House debates
Wednesday, 5 November 2025
Bills
Freedom of Information Amendment Bill 2025; Second Reading
11:04 am
Melissa Price (Durack, Liberal Party, Shadow Minister for Science) Share this | Hansard source
In continuance, I might repeat some of the words that I've just said, but I think they're worth repeating. This bill damages public trust. It tells citizens that the government doesn't trust them with the truth. When people can't access information, they can't form an informed opinion, and that strikes at the heart of our democracy. Freedom of information is not a privilege granted by government; it is a right owed to every Australian citizen. When you limit what citizens can know, you limit what they can decide.

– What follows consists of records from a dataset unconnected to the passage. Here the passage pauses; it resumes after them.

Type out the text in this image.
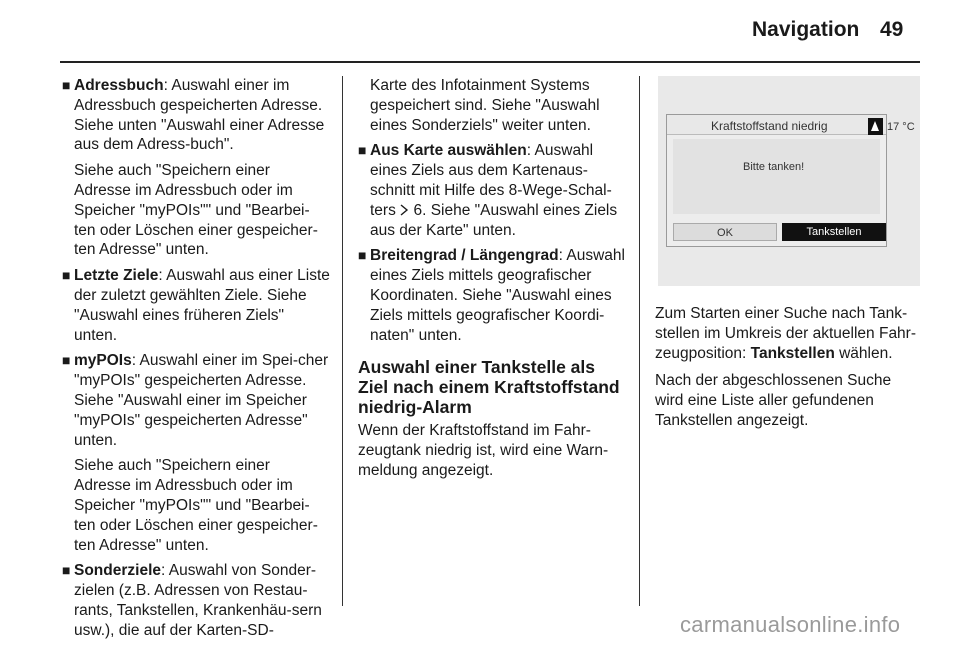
Navigation 49
■ Adressbuch: Auswahl einer im Adressbuch gespeicherten Adresse. Siehe unten "Auswahl einer Adresse aus dem Adress-buch".
Siehe auch "Speichern einer Adresse im Adressbuch oder im Speicher "myPOIs"" und "Bearbei-ten oder Löschen einer gespeicher-ten Adresse" unten.
■ Letzte Ziele: Auswahl aus einer Liste der zuletzt gewählten Ziele. Siehe "Auswahl eines früheren Ziels" unten.
■ myPOIs: Auswahl einer im Spei-cher "myPOIs" gespeicherten Adresse. Siehe "Auswahl einer im Speicher "myPOIs" gespeicherten Adresse" unten.
Siehe auch "Speichern einer Adresse im Adressbuch oder im Speicher "myPOIs"" und "Bearbei-ten oder Löschen einer gespeicher-ten Adresse" unten.
■ Sonderziele: Auswahl von Sonder-zielen (z.B. Adressen von Restau-rants, Tankstellen, Krankenhäu-sern usw.), die auf der Karten-SD-
Karte des Infotainment Systems gespeichert sind. Siehe "Auswahl eines Sonderziels" weiter unten.
■ Aus Karte auswählen: Auswahl eines Ziels aus dem Kartenaus-schnitt mit Hilfe des 8-Wege-Schal-ters  6. Siehe "Auswahl eines Ziels aus der Karte" unten.
■ Breitengrad / Längengrad: Auswahl eines Ziels mittels geografischer Koordinaten. Siehe "Auswahl eines Ziels mittels geografischer Koordi-naten" unten.
Auswahl einer Tankstelle als Ziel nach einem Kraftstoffstand niedrig-Alarm
Wenn der Kraftstoffstand im Fahr-zeugtank niedrig ist, wird eine Warn-meldung angezeigt.
Kraftstoffstand niedrig
Bitte tanken!
OK	Tankstellen
17 °C
Zum Starten einer Suche nach Tank-stellen im Umkreis der aktuellen Fahr-zeugposition: Tankstellen wählen.
Nach der abgeschlossenen Suche wird eine Liste aller gefundenen Tankstellen angezeigt.
carmanualsonline.info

The coalition stands for open government, a free press and the people's right to know. We will engage constructively with the Senate inquiry and consider amendments that are genuinely there to protect transparency, including removing the most restrictive provisions in schedules 2, 3, 6, 7 and 8. But make no mistake. As it stands now, this bill is indefensible. It ignores the expert advice of the 2023 Senate inquiry, it expands secrecy, delays access, discourages applications and imposes new costs on citizens. It turns a system built for accountability into a fortress for concealment.
So you have to ask yourself: what is Labor so scared of and what is the bureaucracy so scared of? Labor says this bill will modernise the freedom-of-information framework, when , in truth, it will take Australia backwards—back to the days when government decisions were made behind closed doors and the public was told only what it was allowed to know. Democracy dies in the darkness, and this bill is darkness by design. The coalition will oppose the Freedom of Information Amendment Bill 2025 because transparency should not depend on convenience. The truth should never come with a price tag.